Sur le terrain, ils sont une bonne dizaine affublée de leur tenue rouge et d'une chasuble verte ou jaune. Bonnet sur la tête, gants en laine aux mains, il fait froid pour cet entraînement de foot. Mais les joueurs, qui ont entre 8 et 9 ans, ne ménagent pas leurs efforts. "Il faut donner une solution au porteur du ballon, les gars".
Un sport plaisir chez les plus jeunes
Dans sa longue parka noire, Rémi Savejvong, le responsable de la formation à l'AS Beauvais Oise, donne des consignes. Ici, seuls les éducateurs ont la parole. Les parents sont sagement installés derrière la rambarde. En silence. Le cadre est posé : aucune intrusion parentale n'est tolérée. "Il ne faut pas qu’ils crient après les enfants. Il ne faut pas qu’ils perturbent les enfants, confirme Rémi Savejvong, On veut toujours le meilleur pour nos enfants. Mais inconsciemment, ils peuvent mettre la pression sans le vouloir et ça peut empêcher les enfants de prendre du plaisir."
Mais parfois, notamment lors de matchs à l’extérieur, certains parents peuvent déraper. Xavier Leroux est le papa de Théophile qui joue en U9. Il a été témoin de comportements inadaptés de la part de parents de joueurs : "ils mettent la pression aux enfants. Et ça se traduit par des enfants qui s’énervent ou qui mettent des coups. Il y a même des parents qui entrent sur le terrain pour mettre la pression aux éducateurs. Ça, oui, on l’a déjà vu dans des tournois où il n’y a même pas d’enjeu si ce n’est le plaisir des enfants", déplore-t-il.

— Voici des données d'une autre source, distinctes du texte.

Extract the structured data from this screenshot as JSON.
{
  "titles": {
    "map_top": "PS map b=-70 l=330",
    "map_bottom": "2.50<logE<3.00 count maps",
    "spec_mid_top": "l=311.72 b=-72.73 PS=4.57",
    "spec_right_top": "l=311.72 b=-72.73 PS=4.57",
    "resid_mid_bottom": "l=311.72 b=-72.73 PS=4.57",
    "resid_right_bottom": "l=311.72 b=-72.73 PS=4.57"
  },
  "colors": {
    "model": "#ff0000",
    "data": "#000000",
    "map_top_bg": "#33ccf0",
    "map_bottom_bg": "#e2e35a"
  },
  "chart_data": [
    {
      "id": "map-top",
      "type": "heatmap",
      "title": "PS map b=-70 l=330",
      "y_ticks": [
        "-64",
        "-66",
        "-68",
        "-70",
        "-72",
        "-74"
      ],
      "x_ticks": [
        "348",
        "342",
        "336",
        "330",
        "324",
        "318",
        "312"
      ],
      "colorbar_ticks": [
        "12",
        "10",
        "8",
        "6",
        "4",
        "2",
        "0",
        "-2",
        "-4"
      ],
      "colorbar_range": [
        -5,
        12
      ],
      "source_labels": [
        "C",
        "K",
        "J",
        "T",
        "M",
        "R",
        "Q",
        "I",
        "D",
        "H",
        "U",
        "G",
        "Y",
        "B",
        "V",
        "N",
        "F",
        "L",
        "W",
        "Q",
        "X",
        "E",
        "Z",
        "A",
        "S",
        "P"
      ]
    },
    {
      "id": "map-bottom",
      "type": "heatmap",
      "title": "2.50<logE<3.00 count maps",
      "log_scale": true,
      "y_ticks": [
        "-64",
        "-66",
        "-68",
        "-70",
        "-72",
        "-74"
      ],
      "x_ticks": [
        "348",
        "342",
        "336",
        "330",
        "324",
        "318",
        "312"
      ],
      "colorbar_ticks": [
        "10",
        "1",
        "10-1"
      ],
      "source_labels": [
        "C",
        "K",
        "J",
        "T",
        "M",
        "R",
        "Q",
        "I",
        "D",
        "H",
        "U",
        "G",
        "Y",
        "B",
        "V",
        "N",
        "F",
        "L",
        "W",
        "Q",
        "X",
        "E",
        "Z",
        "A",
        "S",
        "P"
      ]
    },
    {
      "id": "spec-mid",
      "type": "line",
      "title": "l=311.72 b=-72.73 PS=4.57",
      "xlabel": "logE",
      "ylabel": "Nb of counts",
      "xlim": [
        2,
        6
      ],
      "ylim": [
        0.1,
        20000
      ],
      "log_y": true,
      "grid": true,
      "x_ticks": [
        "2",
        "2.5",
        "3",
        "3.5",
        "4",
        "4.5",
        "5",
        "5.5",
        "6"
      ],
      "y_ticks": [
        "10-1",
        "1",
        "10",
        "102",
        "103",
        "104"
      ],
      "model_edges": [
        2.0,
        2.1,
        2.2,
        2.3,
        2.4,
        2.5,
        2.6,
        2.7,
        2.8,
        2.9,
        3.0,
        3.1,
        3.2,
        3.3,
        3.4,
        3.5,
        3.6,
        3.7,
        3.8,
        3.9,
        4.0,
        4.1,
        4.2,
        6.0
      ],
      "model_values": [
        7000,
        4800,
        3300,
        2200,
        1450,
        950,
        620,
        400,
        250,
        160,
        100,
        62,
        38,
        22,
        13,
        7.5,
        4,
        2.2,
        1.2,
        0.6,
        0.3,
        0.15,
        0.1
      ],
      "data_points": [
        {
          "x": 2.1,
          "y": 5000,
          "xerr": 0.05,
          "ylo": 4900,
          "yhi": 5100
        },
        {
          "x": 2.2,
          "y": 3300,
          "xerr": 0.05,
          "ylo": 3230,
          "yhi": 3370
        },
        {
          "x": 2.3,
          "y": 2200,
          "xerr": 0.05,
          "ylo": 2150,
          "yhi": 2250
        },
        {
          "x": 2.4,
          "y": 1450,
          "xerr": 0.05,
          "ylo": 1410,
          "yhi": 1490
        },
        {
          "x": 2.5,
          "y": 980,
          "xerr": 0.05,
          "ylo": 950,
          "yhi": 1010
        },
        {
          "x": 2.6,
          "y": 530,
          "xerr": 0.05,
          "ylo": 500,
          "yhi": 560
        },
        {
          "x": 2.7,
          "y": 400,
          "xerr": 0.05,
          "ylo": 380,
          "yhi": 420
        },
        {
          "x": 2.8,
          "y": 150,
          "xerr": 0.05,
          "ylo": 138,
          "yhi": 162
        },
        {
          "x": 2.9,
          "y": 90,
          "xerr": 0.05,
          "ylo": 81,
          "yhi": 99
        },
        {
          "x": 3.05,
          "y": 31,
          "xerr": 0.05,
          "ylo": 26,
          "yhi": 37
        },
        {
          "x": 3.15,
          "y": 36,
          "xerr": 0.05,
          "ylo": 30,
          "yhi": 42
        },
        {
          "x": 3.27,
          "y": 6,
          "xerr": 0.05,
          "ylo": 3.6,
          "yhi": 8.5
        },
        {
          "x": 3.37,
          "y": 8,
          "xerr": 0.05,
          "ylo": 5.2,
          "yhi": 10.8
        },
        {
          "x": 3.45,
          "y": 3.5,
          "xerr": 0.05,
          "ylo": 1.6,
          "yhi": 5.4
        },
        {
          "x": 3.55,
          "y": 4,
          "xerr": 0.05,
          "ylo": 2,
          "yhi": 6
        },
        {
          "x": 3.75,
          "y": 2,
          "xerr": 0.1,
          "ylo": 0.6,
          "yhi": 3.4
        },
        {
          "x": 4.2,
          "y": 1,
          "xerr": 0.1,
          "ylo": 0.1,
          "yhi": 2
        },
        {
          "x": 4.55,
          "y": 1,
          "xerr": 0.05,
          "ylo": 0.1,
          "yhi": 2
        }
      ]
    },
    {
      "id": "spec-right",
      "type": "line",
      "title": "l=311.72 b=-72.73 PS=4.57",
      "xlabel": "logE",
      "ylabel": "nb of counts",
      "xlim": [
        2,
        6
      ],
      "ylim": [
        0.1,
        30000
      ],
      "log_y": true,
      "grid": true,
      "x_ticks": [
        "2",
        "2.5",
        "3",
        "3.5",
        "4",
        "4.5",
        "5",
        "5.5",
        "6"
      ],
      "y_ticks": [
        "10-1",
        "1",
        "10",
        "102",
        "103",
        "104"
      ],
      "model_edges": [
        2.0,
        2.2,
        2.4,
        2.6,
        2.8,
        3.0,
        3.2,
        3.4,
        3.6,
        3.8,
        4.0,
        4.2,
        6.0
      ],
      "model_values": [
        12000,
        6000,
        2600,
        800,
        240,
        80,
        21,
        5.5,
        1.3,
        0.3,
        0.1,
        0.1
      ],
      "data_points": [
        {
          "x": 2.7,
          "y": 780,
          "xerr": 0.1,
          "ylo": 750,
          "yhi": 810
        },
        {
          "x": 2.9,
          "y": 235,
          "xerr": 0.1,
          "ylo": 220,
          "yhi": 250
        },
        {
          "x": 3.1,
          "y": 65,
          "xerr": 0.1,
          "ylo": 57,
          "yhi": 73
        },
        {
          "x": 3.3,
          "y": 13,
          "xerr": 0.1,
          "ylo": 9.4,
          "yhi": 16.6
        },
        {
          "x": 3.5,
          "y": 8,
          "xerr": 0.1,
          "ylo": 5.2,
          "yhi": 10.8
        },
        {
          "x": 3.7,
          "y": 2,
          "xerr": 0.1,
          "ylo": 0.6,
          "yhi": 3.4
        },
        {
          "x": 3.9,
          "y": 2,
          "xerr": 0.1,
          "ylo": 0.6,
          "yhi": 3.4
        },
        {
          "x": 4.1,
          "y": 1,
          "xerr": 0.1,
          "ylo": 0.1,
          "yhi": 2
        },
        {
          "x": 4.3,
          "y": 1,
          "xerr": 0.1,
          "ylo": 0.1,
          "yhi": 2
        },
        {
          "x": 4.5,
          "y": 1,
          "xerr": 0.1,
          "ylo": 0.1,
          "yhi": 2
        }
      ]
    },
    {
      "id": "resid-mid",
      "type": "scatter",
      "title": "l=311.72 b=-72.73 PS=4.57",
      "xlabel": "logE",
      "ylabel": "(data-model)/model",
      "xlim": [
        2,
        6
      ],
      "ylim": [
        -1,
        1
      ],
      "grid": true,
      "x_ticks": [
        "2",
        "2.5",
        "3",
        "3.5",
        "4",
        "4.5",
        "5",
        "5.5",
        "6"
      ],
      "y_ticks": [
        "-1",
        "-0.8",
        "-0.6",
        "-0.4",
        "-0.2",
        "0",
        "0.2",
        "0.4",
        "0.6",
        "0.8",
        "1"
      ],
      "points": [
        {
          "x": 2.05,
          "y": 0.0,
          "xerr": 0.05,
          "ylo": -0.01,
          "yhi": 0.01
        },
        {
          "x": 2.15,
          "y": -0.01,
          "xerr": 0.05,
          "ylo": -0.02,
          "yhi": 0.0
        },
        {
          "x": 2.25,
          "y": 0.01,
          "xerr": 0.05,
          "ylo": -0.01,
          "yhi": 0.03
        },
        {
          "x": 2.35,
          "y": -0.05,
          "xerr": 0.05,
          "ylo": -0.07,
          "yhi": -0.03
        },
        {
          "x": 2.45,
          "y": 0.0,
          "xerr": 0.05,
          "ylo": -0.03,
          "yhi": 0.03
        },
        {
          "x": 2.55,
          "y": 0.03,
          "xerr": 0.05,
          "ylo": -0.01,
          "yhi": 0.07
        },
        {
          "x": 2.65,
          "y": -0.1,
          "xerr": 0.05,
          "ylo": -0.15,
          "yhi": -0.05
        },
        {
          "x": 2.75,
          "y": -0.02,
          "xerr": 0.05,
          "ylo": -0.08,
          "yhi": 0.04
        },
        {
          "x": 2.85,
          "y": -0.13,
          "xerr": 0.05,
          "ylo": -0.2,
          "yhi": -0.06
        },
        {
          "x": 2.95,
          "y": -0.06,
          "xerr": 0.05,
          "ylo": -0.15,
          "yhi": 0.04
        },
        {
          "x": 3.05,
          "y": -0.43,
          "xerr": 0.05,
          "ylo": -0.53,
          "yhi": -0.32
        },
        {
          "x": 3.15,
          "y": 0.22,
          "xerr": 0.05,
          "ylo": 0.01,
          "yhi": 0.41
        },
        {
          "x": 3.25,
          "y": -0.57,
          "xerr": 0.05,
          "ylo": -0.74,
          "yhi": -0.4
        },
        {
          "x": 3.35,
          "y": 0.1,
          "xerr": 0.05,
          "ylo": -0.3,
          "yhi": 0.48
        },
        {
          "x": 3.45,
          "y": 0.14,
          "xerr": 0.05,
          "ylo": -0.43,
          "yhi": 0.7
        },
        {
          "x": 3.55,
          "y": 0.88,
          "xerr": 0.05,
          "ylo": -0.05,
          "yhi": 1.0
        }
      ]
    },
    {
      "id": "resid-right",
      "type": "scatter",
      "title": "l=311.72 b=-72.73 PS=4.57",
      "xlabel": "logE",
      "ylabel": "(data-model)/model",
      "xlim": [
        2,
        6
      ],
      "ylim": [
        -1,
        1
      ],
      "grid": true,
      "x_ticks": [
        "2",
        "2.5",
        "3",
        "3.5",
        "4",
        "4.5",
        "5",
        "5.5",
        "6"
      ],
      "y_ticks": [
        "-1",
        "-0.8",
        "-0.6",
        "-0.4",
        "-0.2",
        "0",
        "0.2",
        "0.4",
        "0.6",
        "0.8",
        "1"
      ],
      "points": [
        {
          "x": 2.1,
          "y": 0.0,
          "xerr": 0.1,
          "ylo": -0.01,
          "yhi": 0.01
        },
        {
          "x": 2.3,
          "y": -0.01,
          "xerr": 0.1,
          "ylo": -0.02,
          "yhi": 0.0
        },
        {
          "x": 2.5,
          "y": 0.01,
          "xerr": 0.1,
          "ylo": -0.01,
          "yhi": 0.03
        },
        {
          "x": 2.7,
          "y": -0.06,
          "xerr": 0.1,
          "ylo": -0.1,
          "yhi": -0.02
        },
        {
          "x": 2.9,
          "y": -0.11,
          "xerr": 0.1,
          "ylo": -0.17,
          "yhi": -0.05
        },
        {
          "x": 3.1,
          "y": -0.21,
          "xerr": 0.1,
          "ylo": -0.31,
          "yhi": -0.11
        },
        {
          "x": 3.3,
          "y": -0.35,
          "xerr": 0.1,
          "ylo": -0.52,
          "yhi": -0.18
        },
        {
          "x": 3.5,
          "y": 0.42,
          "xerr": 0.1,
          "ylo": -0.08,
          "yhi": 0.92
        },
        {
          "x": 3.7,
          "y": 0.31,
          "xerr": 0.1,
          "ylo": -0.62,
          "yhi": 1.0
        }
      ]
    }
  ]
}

Des comportements que les enfants eux-mêmes dénoncent. L'un nous dit que "les parents, ils parlent trop autour du terrain." Un autre avoue que "ça m’embête un peu parce que ça me déconcentre."
Le projet M'Bappé
À l'AS Beauvais Oise, il est hors de question de parler de projet M'Bappé, cette expression utilisée pour désigner ces parents qui rêvent de voir leur enfant devenir une star du ballon rond et dont certains vont trop loin. Des dérives qu'explore le documentaire 450 gr, le poids de la passion réalisé par Farid Bouahla :
"450 gr, c'est léger, c'est le poids d'un ballon de foot, explique le réalisateur. Mais il peut se transformer en un poids écrasant quand les parents ont une perception du foot qui part à la dérive. J'aimerais essayer d'éveiller les consciences sur le fait que ce sont aujourd'hui les jeunes joueurs qui payent les dérives actuelles du foot. Trop de parents aujourd'hui pensent pouvoir maîtriser toutes les composantes qui peuvent amener un jeune joueur à devenir professionnel. Mais il y a très très peu d'élus pour énormément de candidats. Les chiffres le disent. On regarde le football à travers le prisme du professionnalisme en oubliant qu'avant tout, il est amateur."
Mokhtar Behladj approuve cette règle de non-intrusivité parentale du club où son fils Mohammed évolue en U8 : "il ne faut pas se projeter comme ça, leur donner des objectifs. Ils sont trop jeunes. Beaucoup trop jeunes. Pour l’instant, ce n’est que de l’amusement."
"On voit des parents qui poussent leur enfant à s’entraîner tous les jours alors que ça doit venir des enfants. Ils doivent motiver par eux-mêmes. Quand j’étais petit, mes parents ne me poussaient pas, ça venait de moi", raconte Darlens François, joueur professionnel du club isarien.
Dans l'Oise, la fédération vient d'éditer un guide de bonnes conduites à destination des parents. Certains clubs ont déjà programmé des journées de sensibilisation en lien avec le documentaire de Farid Bouahla.